Prophia's initial approach to AI was characteristically disciplined. In the early days, Steele deliberately downplayed the company's machine learning and NLP capabilities because customers were skeptical of AI claims. When ChatGPT went mainstream in late 2022 and shifted the cultural conversation around AI, Prophia was already years ahead - they simply stopped self-censoring.
"Lease summaries are very subjectively accurate because it's a person literally sitting down and typing things up. And I think that's going away in time."- Cameron Steele, San Francisco Business Times, November 2023
Leaseable becomes Prophia: property + the Greek word for wisdom
By April 2021, the company had outgrown its name. Leaseable became Prophia - a combination of "property" and the Ancient Greek word for wisdom. It was not a pivot. It was a graduation. The original focus on lease abstraction had expanded into something more comprehensive: a full portfolio intelligence platform covering the entire commercial real estate lifecycle from acquisition through disposition.
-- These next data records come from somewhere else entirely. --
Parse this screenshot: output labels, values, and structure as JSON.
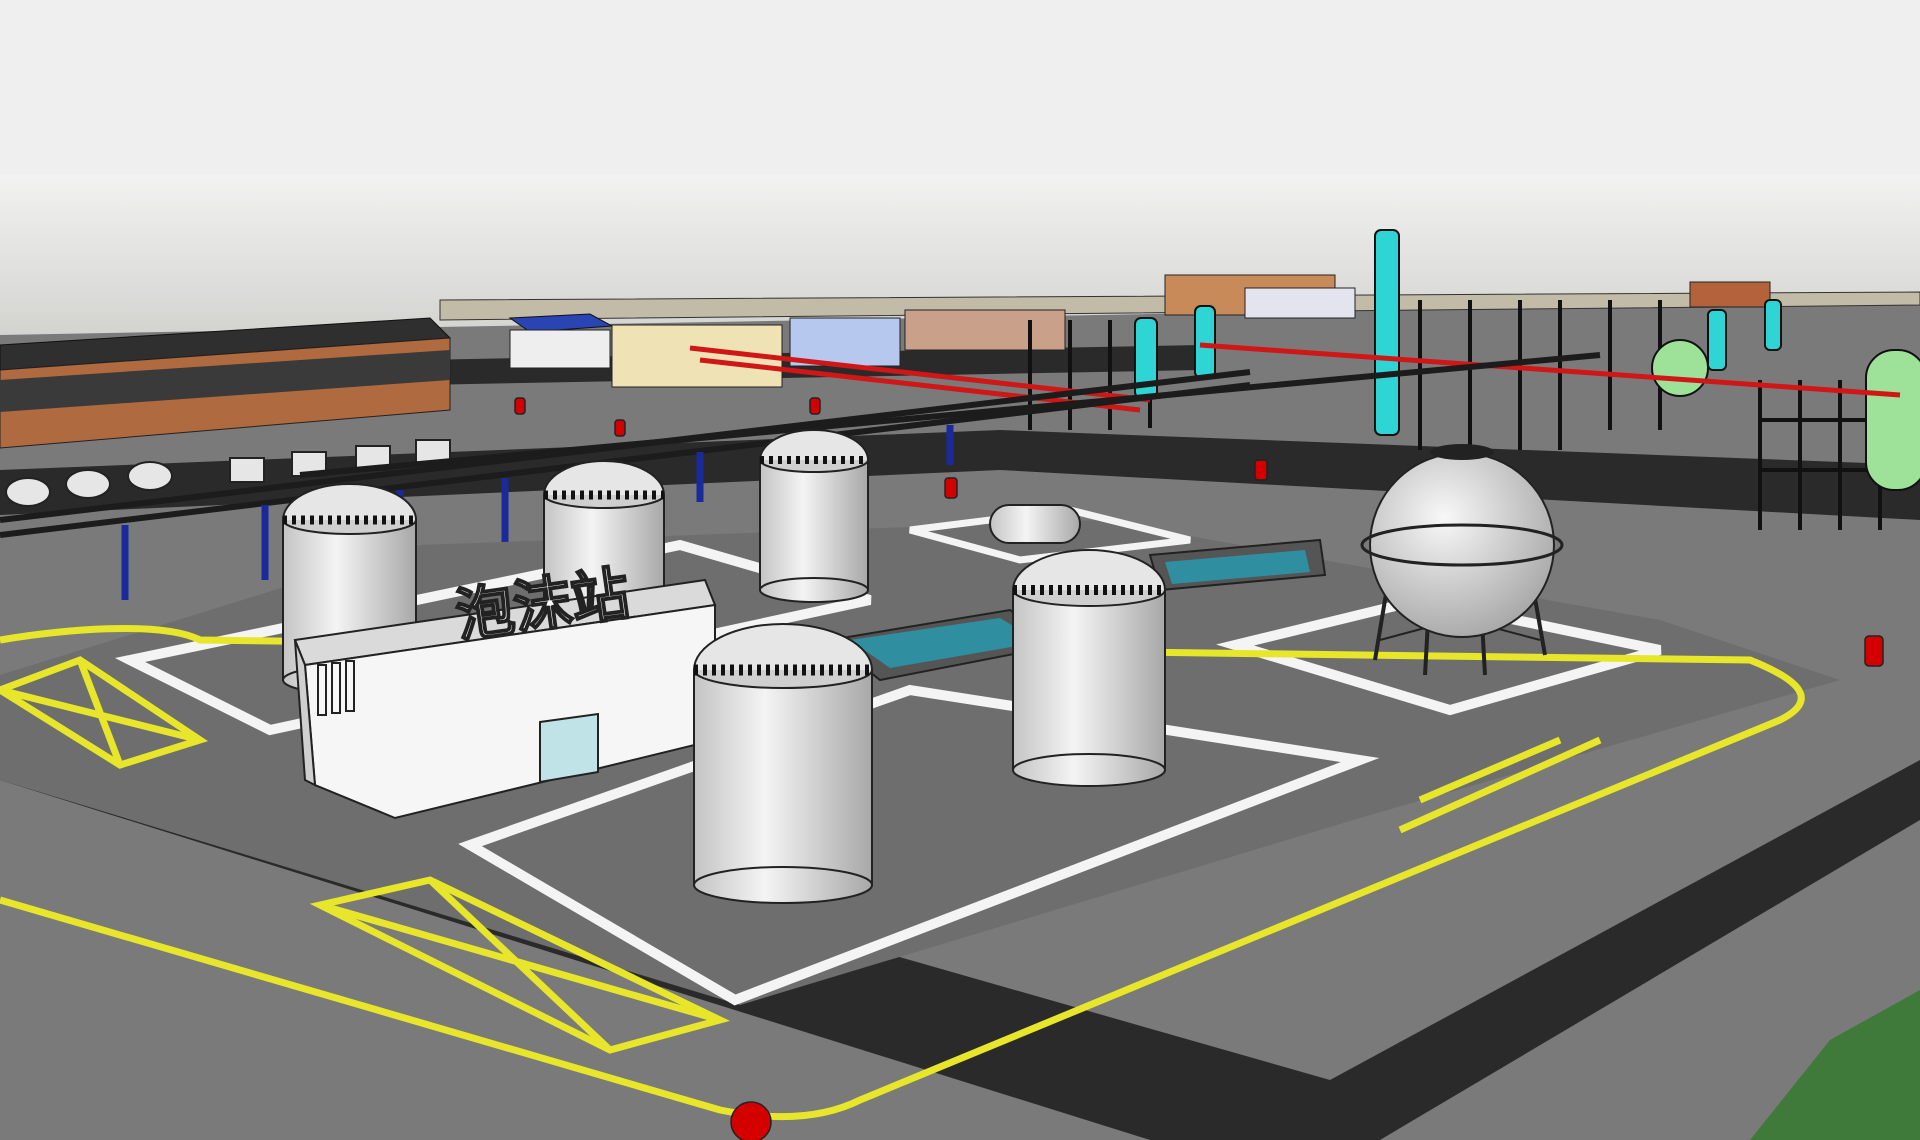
{
  "scene": {
    "sign_text": "泡沫站",
    "colors": {
      "sky_top": "#f2f2f2",
      "sky_bottom": "#d0d0cc",
      "ground": "#7a7a7a",
      "road": "#2a2a2a",
      "pad": "#6e6e6e",
      "curb": "#f4f4f4",
      "tank": "#d8d8d8",
      "marking": "#e8e62a",
      "pipe_red": "#d01616",
      "pipe_blue": "#1a2a9a",
      "column_cyan": "#2fd4d4",
      "sphere_green": "#9ee29a",
      "hydrant": "#d40000",
      "water": "#2f8fa0",
      "grass": "#3f7a3a",
      "roof_blue": "#2a44b4",
      "wall_brick": "#b06a40"
    }
  }
}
The Series A arrived in December 2022 - $10.2 million from SignalFire, Cercano Management, and Alumni Ventures. The announcement came with a data point that Steele had been sitting on: 250% annual recurring revenue growth. The company had doubled its customer base, hit 170 million square feet of hosted assets, and maintained 100% customer retention. At a moment when the broader VC market was pulling back, Prophia was growing fast enough to raise on its own terms.
Today, the client list includes names like Related Companies (the developer behind Hudson Yards, New York's 7-million-square-foot megaproject), Rudin Management (345 Park Avenue), and Kimco Realty. These are not scrappy startups experimenting with software. These are some of the most sophisticated institutional property owners in North America.
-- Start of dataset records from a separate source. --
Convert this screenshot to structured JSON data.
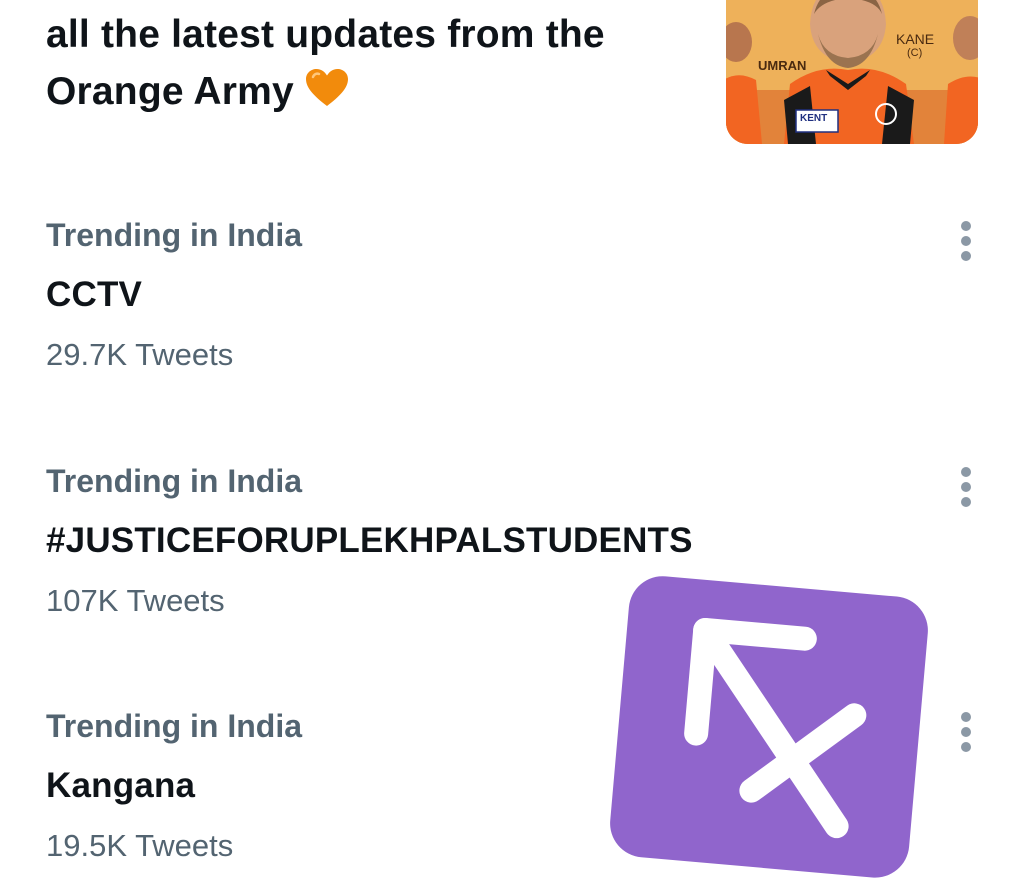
{
  "promo": {
    "line1": "all the latest updates from the",
    "line2": "Orange Army",
    "image_labels": {
      "left_player": "UMRAN",
      "center_player": "KANE",
      "captain_mark": "(C)",
      "jersey_sponsor": "KENT"
    }
  },
  "trends": [
    {
      "context": "Trending in India",
      "title": "CCTV",
      "count": "29.7K Tweets"
    },
    {
      "context": "Trending in India",
      "title": "#JUSTICEFORUPLEKHPALSTUDENTS",
      "count": "107K Tweets"
    },
    {
      "context": "Trending in India",
      "title": "Kangana",
      "count": "19.5K Tweets"
    }
  ],
  "icons": {
    "heart": "orange-heart-icon",
    "more": "more-options-icon",
    "sticker": "sagittarius-icon"
  },
  "colors": {
    "primary_text": "#0f1419",
    "secondary_text": "#536471",
    "heart": "#f28b0c",
    "sticker": "#9065cc",
    "jersey": "#f26522"
  }
}
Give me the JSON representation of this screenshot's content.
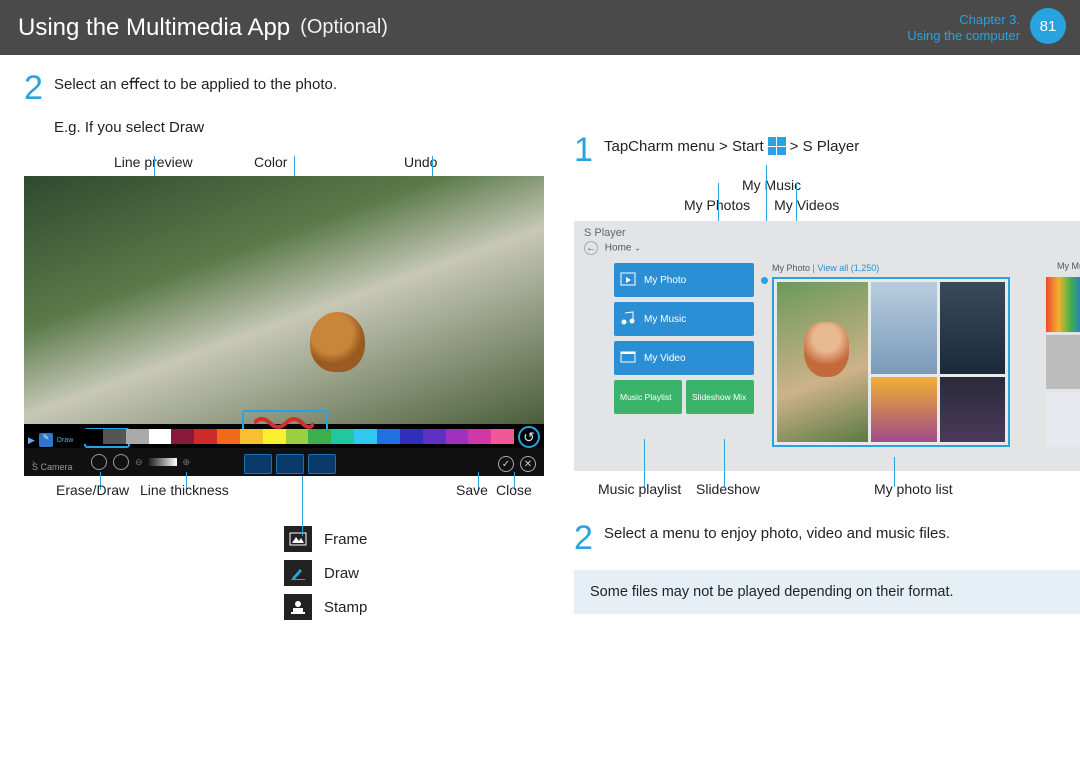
{
  "header": {
    "title": "Using the Multimedia App",
    "subtitle": "(Optional)",
    "chapter": "Chapter 3.",
    "section": "Using the computer",
    "page": "81"
  },
  "left": {
    "step2_num": "2",
    "step2_text": "Select an eﬀect to be applied to the photo.",
    "eg": "E.g. If you select Draw",
    "top_labels": {
      "line_preview": "Line preview",
      "color": "Color",
      "undo": "Undo"
    },
    "app_name": "S Camera",
    "mini_tabs": {
      "frame": "Frame",
      "draw": "Draw",
      "stamp": "Stamp"
    },
    "bottom_labels": {
      "erase": "Erase/Draw",
      "thickness": "Line thickness",
      "save": "Save",
      "close": "Close"
    },
    "icon_list": {
      "frame": "Frame",
      "draw": "Draw",
      "stamp": "Stamp"
    }
  },
  "right": {
    "step1_num": "1",
    "step1_a": "TapCharm menu > Start",
    "step1_b": " > S Player",
    "sub_labels": {
      "my_music": "My Music",
      "my_photos": "My Photos",
      "my_videos": "My Videos"
    },
    "splayer": {
      "title": "S Player",
      "home": "Home",
      "photo_heading": "My Photo",
      "view_all": "| View all (1,250)",
      "my_mu": "My Mu",
      "tiles": {
        "photo": "My Photo",
        "music": "My Music",
        "video": "My Video",
        "playlist": "Music Playlist",
        "slideshow": "Slideshow Mix"
      }
    },
    "bottom_labels": {
      "playlist": "Music playlist",
      "slideshow": "Slideshow",
      "photo_list": "My photo list"
    },
    "step2_num": "2",
    "step2_text": "Select a menu to enjoy photo, video and music ﬁles.",
    "note": "Some ﬁles may not be played depending on their format."
  },
  "palette": [
    "#000",
    "#555",
    "#aaa",
    "#fff",
    "#8a1a3a",
    "#d02a2a",
    "#f06a1a",
    "#f8c030",
    "#f8f030",
    "#9ad040",
    "#3ab04a",
    "#20c8a0",
    "#30c8f0",
    "#2070e0",
    "#3030b8",
    "#6030c0",
    "#a030c0",
    "#d038a8",
    "#f05898"
  ]
}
Steele's own data surfaces a number that stops people cold: 53% of rent rolls contain material financial errors. In an asset class where a single percentage-point difference in capitalization rate can mean millions of dollars in asset value, bad data is not an inconvenience. It is a liability. Prophia's pitch is simple: clean data is not a feature. It is the foundation.
Incremental progress, compounding trust, and the long game
Steele's operating philosophy is not built for the press release. He believes in "incremental progress every day" - the compounding effect of small, reliable improvements over time. He speaks about fundraising the same way: targeted outreach, not indiscriminate pitching. Investors who question market size probably don't understand the sector. Move on; find the ones who do.
His customer advisory program is not a checkbox. It is the feedback loop through which the product evolves. He talks about customers the way some founders talk about VCs - as valuable partners whose continued engagement is the ultimate validation. The fact that Prophia has lost exactly one customer (due to an acquisition, not dissatisfaction) is not a boast. It is an operating principle made visible.
"We are in the business of trust," Steele has said. Not the lease business. Not the AI business. The trust business. Everything else - the machine learning models, the NLP pipelines, the rent roll verification tools - is infrastructure serving that one word.
His long-term vision is for Prophia to become the single system of record for trusted CRE data across the entire industry. That includes eventually monetizing anonymized market intelligence - creating a data network effect where each new asset on the platform makes the whole more valuable. Thirty years in software tends to teach you that the most durable businesses are the ones that become load-bearing infrastructure. Steele is building exactly that - brick by lease by verified data point.